There was resent experiments on accelerating imbalanced-learn library with scikit-learn-intelex estimators and results are quite promising - https://medium.com/intel-analytics-software/why-pay-more-for-machine-learning-893683bd78e4

image

So we are talking about pretty noticeable speedups up to 140 times that would benefit imbalance-learn users. What are your thought on providing more tight integration?

There are multiple options that can be used here:

Verry open for integration options discussion and would be happy to address questions/concerns or suggestions here.

glemaitre commented 1 year ago

@napetrov I am currently making the release compatible with the latest change in scikit-learn 1.3.

My vision here would be to allow to use scikit-learn-intelx. If one explicitly activates the package, then imbalanced-learn can use it internally.

From what I recall, if a user just patches scikit-learn:

from sklearnex import patch_sklearn
patch_sklearn()

Then, all the import scikit-learn imports will then use the Intel versions.

So in the end, I don't think that we need to change anything in the codebase, isn't it? What we would need is to have some documentation in the installation process and potentially have a CI run to be sure that the tests are passing with the latest scikit-learn-intelx.

napetrov commented 1 year ago

@glemaitre - yes, correct. Documentation and CI would be good base steps. And patch() is most basic one - other alternatives would be to pass algorithm objects in to imblearn.

from imblearn.under_sampling import EditedNearestNeighbours
**from sklearnex.neighbors** import NearestNeighbors
...
nn = NearestNeighbors(n_neighbors=4, n_jobs=-1)
X_resampled, y_resampled = EditedNearestNeighbours(n_neighbors=nn).fit_resample(X, y)

It worth mentioning both in documentation and explain difference - with patch() call you would apply this for all scikit calls in script, while with direct exports you can do this for imblearn only.

Can start initial doc input if this would help:

  1. Adding examples
  2. Dependency in getting started - ether in current list marked as optional or new block for optional deps
  3. Probably performance section in to User Guide? I don't see other good places in current structure.

Or other recommendations/suggestions are welcome.

As for code changes - this is an option for a more granular control within imbalanced learn itself. For example we have this with PyCaret and AutoGluon - frameworks themself are aware of scikit-learn-intelex package they are using from sklearnex import instead of from sklearn imports in case they detect sklearnex package in environment, but dependency is not enforced in base install, only in full optional deps.
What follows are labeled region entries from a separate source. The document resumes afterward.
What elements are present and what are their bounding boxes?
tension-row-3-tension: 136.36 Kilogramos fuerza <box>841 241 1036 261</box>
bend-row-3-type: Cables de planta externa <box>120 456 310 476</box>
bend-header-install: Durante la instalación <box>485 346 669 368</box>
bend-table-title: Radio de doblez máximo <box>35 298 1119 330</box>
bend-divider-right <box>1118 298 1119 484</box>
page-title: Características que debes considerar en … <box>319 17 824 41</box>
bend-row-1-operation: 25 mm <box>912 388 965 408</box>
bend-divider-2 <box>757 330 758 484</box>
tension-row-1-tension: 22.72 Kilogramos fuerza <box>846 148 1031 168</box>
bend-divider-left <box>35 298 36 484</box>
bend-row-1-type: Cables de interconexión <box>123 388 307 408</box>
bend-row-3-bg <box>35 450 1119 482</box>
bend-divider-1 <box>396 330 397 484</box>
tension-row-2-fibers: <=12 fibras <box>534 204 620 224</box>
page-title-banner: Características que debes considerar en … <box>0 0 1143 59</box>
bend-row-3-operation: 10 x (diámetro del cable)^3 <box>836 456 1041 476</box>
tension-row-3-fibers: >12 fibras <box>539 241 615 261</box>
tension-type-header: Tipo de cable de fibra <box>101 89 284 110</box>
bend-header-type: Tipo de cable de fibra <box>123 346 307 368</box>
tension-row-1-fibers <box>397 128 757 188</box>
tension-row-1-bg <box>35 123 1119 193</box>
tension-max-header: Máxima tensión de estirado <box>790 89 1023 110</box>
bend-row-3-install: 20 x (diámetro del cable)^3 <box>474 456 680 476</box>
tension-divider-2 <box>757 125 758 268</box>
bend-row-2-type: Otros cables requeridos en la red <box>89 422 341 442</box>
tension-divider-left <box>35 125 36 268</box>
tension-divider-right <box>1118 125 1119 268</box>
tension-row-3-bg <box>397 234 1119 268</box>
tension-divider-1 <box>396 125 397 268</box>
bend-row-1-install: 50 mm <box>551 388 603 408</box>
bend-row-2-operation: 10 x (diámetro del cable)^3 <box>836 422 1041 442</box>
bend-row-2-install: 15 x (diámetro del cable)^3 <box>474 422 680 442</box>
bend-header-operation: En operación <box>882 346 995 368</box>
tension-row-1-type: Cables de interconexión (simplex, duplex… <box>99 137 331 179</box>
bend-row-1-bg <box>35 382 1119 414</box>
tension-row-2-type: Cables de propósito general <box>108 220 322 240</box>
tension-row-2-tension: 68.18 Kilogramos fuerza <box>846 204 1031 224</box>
So this gives ability to use relevant pieces more consciously.

glemaitre commented 1 year ago

frameworks themself are aware of scikit-learn-intelex package they are using from sklearnex import instead of from sklearn imports in case they detect sklearnex package in environment, but dependency is not enforced in base install, only in full optional deps. So this gives ability to use relevant pieces more consciously.

I prefer to have an explicit way of indicating that you want to use sklearnex. Internally, I don't think that there is a huge drawback to not having granular control. I am more worried about making a magical choice for the user. While working in scikit-learn issue tracker, we saw already a couple of bugs reported where the user, even by being explicit with the patching, does not get the source of the bugs.

Since I am already struggling to maintain this package, I would not go on the road of making automatic backend switch.

glemaitre commented 1 year ago

I added a section in the documentation install guideline.